🤖 AI Summary
This paper investigates the dynamics of individual opinion evolution in social networks, focusing on the impact of the weighted median update rule on stationary opinion distributions. Unlike conventional mean-based models, it introduces the weighted median—novel in network opinion dynamics—to more realistically capture consensus formation and echo chamber emergence. Employing the configuration model, the authors develop an infinite-size mean-field asymptotic theory, complemented by numerical simulations and probabilistic distributional dynamics modeling. Their analysis reveals that network structure fundamentally determines the stationary distribution: it can drive either global consensus or multimodal fragmentation. The resulting asymptotic evolution equation is analytically tractable, providing a new theoretical framework and quantitative tools for understanding opinion polarization and social consensus formation.
📝 Abstract
Social interactions influence people's opinions. In some situations, these interactions result in a consensus opinion; in others, they result in opinion fragmentation and the formation of different opinion groups in the form of"echo chambers". Consider a social network of individuals, who hold continuous-valued scalar opinions and change their opinions when they interact with each other.
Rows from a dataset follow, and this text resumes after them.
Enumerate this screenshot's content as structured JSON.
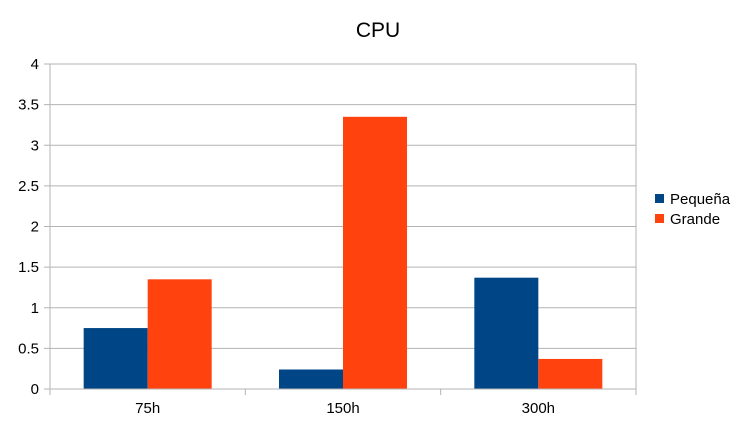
{
  "chart_data": {
    "type": "bar",
    "title": "CPU",
    "categories": [
      "75h",
      "150h",
      "300h"
    ],
    "series": [
      {
        "name": "Pequeña",
        "color": "#004586",
        "values": [
          0.75,
          0.24,
          1.37
        ]
      },
      {
        "name": "Grande",
        "color": "#ff420e",
        "values": [
          1.35,
          3.35,
          0.37
        ]
      }
    ],
    "ylim": [
      0,
      4
    ],
    "yticks": [
      "0",
      "0.5",
      "1",
      "1.5",
      "2",
      "2.5",
      "3",
      "3.5",
      "4"
    ],
    "grid": true,
    "legend_position": "right"
  }
}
In such an opinion model, it is common for an opinion-update rule to depend on the mean opinion of interacting individuals. However, we consider an alternative update rule - which may be more realistic in some situations - that instead depends on a weighted median opinion of interacting individuals. Through numerical simulations of our opinion model, we investigate how the limit opinion distribution depends on network structure. For configuration-model networks, we also derive a mean-field approximation for the asymptotic dynamics of the opinion distribution when there are infinitely many individuals in a network.